Concluiu as suas alegações com as seguintes conclusões:
1. Atendendo a que a redacção dos n°s 1 e 2 do art. 3° da Lei n° 37/81, foi mantida pela Lei 2/2006, continua o estrangeiro casado há mais de três anos com nacional português, a poder adquirir em determinadas circunstâncias, a nacionalidade portuguesa.
2. No entanto, enquanto o art.9º, na redacção anterior, estabelecia que constituem fundamento de oposição à aquisição da nacionalidade portuguesa, designadamente, a "não comprovação, pelo interessado, de ligação efectiva à comunidade nacional";
3. Já na redacção actual refere-se que constituem fundamento de oposição à aquisição da nacionalidade portuguesa, designadamente a "inexistência de ligação efectiva à comunidade nacional".

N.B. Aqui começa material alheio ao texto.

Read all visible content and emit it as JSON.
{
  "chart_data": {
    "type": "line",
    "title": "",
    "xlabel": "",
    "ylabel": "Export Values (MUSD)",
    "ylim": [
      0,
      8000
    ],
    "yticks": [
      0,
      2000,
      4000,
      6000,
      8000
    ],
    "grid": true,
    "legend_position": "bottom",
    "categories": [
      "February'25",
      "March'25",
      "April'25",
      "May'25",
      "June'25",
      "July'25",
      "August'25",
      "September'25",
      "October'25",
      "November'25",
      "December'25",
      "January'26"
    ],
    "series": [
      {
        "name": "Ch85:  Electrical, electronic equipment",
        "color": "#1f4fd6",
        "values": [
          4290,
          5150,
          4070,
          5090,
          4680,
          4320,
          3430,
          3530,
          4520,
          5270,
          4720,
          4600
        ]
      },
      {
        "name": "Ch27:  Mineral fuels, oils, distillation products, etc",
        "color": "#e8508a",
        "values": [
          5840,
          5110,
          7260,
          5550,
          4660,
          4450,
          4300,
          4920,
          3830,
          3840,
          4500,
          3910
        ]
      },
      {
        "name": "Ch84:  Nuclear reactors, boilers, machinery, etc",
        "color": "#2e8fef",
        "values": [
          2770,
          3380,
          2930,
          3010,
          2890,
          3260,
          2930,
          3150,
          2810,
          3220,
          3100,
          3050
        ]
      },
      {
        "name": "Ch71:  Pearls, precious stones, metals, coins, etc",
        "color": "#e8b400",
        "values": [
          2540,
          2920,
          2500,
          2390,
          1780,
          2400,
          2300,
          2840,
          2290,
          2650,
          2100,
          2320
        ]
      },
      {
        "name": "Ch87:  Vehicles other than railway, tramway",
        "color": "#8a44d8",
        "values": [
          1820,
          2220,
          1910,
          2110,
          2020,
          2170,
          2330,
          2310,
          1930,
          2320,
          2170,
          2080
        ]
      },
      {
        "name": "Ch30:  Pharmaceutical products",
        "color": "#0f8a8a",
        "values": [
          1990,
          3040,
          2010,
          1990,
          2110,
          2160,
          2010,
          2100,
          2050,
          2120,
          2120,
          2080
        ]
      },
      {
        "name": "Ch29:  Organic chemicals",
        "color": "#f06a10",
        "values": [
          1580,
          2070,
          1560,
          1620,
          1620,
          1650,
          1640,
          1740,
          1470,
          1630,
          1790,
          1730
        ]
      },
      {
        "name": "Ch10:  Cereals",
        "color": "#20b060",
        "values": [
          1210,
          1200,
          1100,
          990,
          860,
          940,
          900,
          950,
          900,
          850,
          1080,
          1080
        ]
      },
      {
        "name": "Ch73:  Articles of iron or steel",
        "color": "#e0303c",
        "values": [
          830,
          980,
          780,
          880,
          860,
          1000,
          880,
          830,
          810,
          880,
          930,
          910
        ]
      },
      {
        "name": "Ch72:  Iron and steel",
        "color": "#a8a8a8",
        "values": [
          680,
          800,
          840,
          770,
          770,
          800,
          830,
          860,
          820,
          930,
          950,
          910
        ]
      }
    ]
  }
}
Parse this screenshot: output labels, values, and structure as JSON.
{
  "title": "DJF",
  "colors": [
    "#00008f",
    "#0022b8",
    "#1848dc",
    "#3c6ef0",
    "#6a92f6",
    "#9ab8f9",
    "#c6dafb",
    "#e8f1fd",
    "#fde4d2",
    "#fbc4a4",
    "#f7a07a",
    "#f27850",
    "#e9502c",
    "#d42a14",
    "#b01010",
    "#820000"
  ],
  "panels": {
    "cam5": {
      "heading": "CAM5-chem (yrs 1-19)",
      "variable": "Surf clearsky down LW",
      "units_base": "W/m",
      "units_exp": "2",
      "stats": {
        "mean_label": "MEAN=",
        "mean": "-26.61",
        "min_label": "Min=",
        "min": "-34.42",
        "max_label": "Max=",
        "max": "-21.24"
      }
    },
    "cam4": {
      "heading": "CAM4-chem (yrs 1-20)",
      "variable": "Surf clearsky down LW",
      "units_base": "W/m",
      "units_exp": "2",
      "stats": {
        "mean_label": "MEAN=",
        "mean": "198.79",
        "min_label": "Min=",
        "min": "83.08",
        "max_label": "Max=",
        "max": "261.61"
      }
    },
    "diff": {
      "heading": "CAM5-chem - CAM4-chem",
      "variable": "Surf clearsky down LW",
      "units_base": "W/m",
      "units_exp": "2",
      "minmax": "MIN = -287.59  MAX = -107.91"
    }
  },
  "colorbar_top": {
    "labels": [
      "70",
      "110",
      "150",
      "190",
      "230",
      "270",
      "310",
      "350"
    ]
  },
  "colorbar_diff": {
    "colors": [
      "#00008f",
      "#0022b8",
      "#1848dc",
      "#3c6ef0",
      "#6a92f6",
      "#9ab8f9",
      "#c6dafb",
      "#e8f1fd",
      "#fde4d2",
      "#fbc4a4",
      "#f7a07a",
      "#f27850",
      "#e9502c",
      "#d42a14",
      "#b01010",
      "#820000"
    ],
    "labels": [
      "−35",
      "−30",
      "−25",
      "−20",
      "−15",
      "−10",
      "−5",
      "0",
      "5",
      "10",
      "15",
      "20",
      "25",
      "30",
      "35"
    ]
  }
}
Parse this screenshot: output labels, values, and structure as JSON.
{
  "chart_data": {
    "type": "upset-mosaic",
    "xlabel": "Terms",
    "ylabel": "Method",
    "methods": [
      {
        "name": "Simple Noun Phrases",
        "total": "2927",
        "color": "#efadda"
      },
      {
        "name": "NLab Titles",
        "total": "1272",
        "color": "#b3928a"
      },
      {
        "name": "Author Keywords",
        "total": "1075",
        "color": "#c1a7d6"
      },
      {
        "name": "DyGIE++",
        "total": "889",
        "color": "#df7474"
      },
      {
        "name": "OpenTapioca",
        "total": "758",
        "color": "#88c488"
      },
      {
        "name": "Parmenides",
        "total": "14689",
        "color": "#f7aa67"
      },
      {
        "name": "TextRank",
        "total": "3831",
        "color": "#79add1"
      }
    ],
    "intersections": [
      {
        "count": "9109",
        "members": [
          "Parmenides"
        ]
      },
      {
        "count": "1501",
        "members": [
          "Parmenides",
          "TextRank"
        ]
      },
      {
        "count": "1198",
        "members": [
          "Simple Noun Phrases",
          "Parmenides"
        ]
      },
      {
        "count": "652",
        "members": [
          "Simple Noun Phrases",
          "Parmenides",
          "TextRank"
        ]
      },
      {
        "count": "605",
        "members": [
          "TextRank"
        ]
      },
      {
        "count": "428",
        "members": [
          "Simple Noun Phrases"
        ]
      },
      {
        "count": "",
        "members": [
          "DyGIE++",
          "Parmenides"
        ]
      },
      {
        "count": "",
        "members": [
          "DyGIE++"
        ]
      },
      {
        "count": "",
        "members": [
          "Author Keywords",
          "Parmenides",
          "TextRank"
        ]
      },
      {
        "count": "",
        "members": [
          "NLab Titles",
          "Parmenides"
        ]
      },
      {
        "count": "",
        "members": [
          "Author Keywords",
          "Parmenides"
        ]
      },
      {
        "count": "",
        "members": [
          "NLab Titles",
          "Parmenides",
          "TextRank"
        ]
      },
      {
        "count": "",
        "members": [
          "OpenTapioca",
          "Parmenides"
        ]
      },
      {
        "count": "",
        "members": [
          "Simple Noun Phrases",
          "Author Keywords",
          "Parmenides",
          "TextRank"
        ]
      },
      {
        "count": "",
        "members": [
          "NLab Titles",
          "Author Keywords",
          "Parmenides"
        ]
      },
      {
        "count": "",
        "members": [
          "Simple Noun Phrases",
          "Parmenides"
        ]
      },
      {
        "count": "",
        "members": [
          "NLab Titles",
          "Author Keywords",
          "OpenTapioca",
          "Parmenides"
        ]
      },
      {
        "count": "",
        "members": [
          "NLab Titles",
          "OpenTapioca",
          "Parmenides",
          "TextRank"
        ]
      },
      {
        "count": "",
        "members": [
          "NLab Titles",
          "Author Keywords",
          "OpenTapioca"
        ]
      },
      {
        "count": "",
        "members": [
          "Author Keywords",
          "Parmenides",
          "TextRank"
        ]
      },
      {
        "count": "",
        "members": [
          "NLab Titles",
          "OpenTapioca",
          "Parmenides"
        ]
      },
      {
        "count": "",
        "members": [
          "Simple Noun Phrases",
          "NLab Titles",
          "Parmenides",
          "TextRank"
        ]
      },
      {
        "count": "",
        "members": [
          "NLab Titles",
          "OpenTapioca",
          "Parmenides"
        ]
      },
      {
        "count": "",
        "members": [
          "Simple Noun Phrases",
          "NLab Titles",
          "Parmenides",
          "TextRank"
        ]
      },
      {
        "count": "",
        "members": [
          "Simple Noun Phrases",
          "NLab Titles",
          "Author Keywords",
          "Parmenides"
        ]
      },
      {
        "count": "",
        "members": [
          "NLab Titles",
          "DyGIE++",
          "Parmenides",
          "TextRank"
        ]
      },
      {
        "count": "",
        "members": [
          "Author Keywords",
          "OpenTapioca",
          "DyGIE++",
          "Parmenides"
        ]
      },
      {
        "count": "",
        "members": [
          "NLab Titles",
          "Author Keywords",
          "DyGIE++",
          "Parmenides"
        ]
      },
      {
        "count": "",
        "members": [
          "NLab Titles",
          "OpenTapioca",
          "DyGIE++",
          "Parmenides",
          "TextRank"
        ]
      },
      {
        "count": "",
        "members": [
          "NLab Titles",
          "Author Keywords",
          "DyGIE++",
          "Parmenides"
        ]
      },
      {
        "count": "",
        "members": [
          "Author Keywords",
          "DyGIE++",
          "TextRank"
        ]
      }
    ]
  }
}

4. O art. 56°, n.º2 do actual Regulamento da Nacionalidade Portuguesa, aprovado Decreto -Lei n°237-A/2006, que corresponde ao referido art. 22°, prevê:
«2- Constituem fundamento de oposição à aquisição da nacionalidade portuguesa, por efeito da vontade ou da adopção:
a) A inexistência de ligação efectiva à comunidade nacional;
b) A condenação, com trânsito em julgado da sentença, pela prática de crime punível com pena de prisão de máximo igual ou superior a três anos, segundo a lei portuguesa;
c) O exercício de funções públicas sem carácter predominantemente técnico ou a prestação de serviço militar não obrigatório a Estado estrangeiro».
5. E o art. 57°, n° 1 deste diploma, dispõe-se que:
"Quem requeira a aquisição da nacionalidade portuguesa, por efeito da vontade ou por adopção, deve pronunciar-se sobre a existência de ligação efectiva à comunidade nacional e sobre o disposto nas alíneas b) e c) do n.° 2 do artigo anterior."
6. No n°7 do mesmo artigo estabelece-se que "sempre que o conservador dos Registos Centrais ou qualquer outra entidade tiver conhecimento de factos susceptíveis de fundamentarem a oposição à aquisição da nacionalidade, efeito da vontade ou por adopção, deve participá-los ao Ministério Público, junto do competente tribunal administrativo e fiscal, remetendo-lhe todos os elementos de que dispuser"
7. Da leitura e análise dos citados preceitos retira-se que deixou o legislador de exigir que o interessado comprove a sua ligação efectiva à comunidade nacional, sendo fundamento da oposição a "não comprovação” dessa ligação efectiva. Ou seja, agora, não se faz menção a essa "não comprovação", mas tão só à inexistência de ligação à comunidade nacional, devendo ser fera ao Ministério Público a participação de factos susceptíveis de fundamentarem a oposição.
8. O interessado a ter necessidade de "pronunciar-se sobre a existência de ligação efectiva à comunidade nacional", crendo-se que será a partir dessa pronuncia que o conservador poderá aquilatar da existência /inexistência de ligação à comunidade nacional e, no caso de se indiciar a inexistência, comunicá-la ao Ministério Público para instauração da acção de oposição.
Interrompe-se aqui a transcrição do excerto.